Unity is Tyranny
Professor Yeshayahu Leibovitz explains that the Tower of Babel narrative shows God’s mercy in dispersing man to create difference: “In a world that is of one language and a common speech, man is a complete slave because there is no greater tyranny than to have unity forced on people.”
Professor Jacques Derrida explains that “The ‘tower of Babel’ does not merely figure the irreducible multiplicity of tongues; it exhibits an incompletion, the impossibility of finishing, of totalizing, or saturating, of completing something on the order of edification, architectural construction, system and architectonics.”
In the biblical text, the people say, “Come, let us build ourselves a city, with a tower that reaches to the heavens, so that we may make a name for ourselves.”
A tower leading to the heavens, to the gate of the gods, made of brick instead of stone, was the first project in earthly hegemon; a progressive one, technologically advanced, meta-physical, rational, categorical, and pursued in the name of recognition, for having a name, to finally reach the divide between the cosmos and the heavens.
But the people fail, they do not reach their liminal threshold, their border, their door, their wall. The gods scatter them because, “If as one people speaking the same language they have begun to do this, then nothing they plan to do will be impossible for them. Let us go down and confuse their language so they will not understand each other.”

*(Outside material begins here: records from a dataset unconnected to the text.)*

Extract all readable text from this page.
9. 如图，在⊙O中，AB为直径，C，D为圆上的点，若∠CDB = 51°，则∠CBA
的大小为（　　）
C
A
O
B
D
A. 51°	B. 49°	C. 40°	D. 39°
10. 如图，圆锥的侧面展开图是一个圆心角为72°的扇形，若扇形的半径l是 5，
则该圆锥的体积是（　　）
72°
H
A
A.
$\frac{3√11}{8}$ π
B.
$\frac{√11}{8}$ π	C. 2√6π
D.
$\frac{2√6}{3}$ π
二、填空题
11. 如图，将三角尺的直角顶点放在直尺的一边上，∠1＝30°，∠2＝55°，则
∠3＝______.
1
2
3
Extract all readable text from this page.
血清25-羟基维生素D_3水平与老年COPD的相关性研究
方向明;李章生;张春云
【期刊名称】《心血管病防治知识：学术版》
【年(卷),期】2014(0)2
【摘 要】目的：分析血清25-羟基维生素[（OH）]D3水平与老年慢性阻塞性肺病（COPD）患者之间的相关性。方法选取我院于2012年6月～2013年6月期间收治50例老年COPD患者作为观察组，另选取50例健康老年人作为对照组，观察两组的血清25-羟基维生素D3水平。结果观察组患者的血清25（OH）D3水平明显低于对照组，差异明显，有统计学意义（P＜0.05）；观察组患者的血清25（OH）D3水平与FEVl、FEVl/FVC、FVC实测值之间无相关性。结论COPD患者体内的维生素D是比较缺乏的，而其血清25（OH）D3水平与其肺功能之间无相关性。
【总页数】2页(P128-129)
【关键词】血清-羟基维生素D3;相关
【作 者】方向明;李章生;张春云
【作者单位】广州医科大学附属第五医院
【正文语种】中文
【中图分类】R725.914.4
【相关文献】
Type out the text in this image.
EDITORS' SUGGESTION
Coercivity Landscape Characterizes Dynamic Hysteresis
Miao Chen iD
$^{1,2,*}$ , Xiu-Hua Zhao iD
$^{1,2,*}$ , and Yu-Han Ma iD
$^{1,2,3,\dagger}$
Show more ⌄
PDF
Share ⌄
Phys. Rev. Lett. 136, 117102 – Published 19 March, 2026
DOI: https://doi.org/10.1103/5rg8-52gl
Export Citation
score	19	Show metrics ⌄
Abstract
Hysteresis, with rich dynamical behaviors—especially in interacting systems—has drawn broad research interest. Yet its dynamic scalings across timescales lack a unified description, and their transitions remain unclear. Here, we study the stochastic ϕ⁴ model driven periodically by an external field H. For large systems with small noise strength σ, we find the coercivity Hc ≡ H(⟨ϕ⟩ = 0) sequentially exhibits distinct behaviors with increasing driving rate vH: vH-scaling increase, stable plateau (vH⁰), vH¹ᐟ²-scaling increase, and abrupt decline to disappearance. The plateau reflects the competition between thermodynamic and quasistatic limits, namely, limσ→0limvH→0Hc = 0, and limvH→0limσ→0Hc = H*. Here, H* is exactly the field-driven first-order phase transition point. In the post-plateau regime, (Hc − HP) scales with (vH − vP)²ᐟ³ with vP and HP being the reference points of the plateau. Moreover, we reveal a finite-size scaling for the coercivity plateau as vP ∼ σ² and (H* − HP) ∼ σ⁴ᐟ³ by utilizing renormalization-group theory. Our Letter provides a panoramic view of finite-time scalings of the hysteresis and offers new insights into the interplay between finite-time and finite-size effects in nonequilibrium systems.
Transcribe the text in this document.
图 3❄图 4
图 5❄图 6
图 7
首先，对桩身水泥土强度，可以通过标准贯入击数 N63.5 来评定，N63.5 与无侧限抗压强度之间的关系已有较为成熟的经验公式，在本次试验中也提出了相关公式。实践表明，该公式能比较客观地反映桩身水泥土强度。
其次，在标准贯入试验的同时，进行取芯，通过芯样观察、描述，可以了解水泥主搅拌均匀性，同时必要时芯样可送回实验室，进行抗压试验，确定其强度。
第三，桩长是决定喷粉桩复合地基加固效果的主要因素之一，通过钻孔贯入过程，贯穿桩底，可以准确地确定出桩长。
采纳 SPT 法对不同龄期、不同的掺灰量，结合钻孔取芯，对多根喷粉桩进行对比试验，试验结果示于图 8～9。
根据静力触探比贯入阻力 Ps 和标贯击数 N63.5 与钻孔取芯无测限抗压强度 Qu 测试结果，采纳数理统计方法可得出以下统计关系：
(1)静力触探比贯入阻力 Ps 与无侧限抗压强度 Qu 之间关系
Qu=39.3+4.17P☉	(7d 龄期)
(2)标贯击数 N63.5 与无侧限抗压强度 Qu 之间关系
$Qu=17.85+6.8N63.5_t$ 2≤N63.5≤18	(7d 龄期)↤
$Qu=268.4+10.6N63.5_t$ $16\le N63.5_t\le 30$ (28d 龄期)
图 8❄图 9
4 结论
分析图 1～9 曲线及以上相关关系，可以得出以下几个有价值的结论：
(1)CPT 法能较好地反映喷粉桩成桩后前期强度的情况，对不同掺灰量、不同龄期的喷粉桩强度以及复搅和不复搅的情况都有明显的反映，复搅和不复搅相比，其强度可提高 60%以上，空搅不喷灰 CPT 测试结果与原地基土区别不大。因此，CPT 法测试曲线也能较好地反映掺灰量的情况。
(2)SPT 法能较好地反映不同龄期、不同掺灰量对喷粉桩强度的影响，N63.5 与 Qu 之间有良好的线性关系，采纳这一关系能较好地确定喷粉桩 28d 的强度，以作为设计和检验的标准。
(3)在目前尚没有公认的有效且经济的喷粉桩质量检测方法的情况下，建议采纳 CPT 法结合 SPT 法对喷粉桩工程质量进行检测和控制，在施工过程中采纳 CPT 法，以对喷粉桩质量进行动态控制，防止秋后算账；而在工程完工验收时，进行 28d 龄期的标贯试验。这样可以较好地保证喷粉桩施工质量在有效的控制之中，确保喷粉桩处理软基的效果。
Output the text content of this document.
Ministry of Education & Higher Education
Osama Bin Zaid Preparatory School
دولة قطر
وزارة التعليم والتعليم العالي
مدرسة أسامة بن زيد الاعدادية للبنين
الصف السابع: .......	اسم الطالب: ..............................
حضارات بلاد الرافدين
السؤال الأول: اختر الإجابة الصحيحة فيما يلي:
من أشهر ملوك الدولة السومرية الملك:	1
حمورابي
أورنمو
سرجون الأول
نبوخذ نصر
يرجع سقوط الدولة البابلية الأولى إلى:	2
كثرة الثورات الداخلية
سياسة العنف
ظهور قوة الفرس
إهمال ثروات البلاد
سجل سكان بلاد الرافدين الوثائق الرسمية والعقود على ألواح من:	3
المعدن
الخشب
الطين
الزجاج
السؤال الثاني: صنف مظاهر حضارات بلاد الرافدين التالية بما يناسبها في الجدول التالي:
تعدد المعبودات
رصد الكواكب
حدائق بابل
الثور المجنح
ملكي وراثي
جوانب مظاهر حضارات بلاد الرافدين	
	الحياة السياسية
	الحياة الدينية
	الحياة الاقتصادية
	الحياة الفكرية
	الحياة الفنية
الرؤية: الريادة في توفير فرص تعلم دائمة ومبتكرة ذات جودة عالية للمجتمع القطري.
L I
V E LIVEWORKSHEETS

A reminder from Derrida, which is self-evident in Hebrew, is that here ‘confusion’ is used metonymically for ‘babel’; Babel is at once The Gate of God and The Great Confusion.
What happens next is perhaps unexpected: once dispersed the people stop building, and the Tower is left deconstructed. But nevertheless, the seekers find the identity they sought. But it was not unified, nay, it never could be. There could only be identities; infinite, like the cosmos.
The builders of the Tower, the nameseekers, wanted a collective recognition, one that erased distinction and watered the desert between the divine and the profane. They wanted, as a group, an identity that signaled accomplishment, completion, power, conquest, totality.
Deserted, the Tower crumbled. But for a time, it remained, half-built and forgotten, not destroyed by the godhead but abandoned by the people.
The heavens remained out of reach, as always, and the people gained language as a confused and fluid tool of division and independence. With languages and names people could no longer understand one another. Bewildered they continued, divinely confused and unfinished, living with the rubble. And the story goes on.
The project of the Tower of Babel, to bind the heavens and the earth, to pursue utopia, to wish for the eschaton, is an exercise of hegemonic fantasy.
The scatter is necessary. The confusion is babel—a doorway to god, the name of the gods as well as the gods’ name for us; and our names for each other.
Cacophony is the order of the political. A pluralist and diverse mess where tyranny cannot live, where the polis is relegated and delegated by chaos, a fermenting chaos that births life and moves it.
I’ll close with Benjamin’s divine violence, a violence not based in law but that exists in spite of it; a violence that liberates from the harmful violence of order and universalism; one that undermines the implicit horrors of a social contract; a violence that obliterates the terranean impulse to reach for the stars.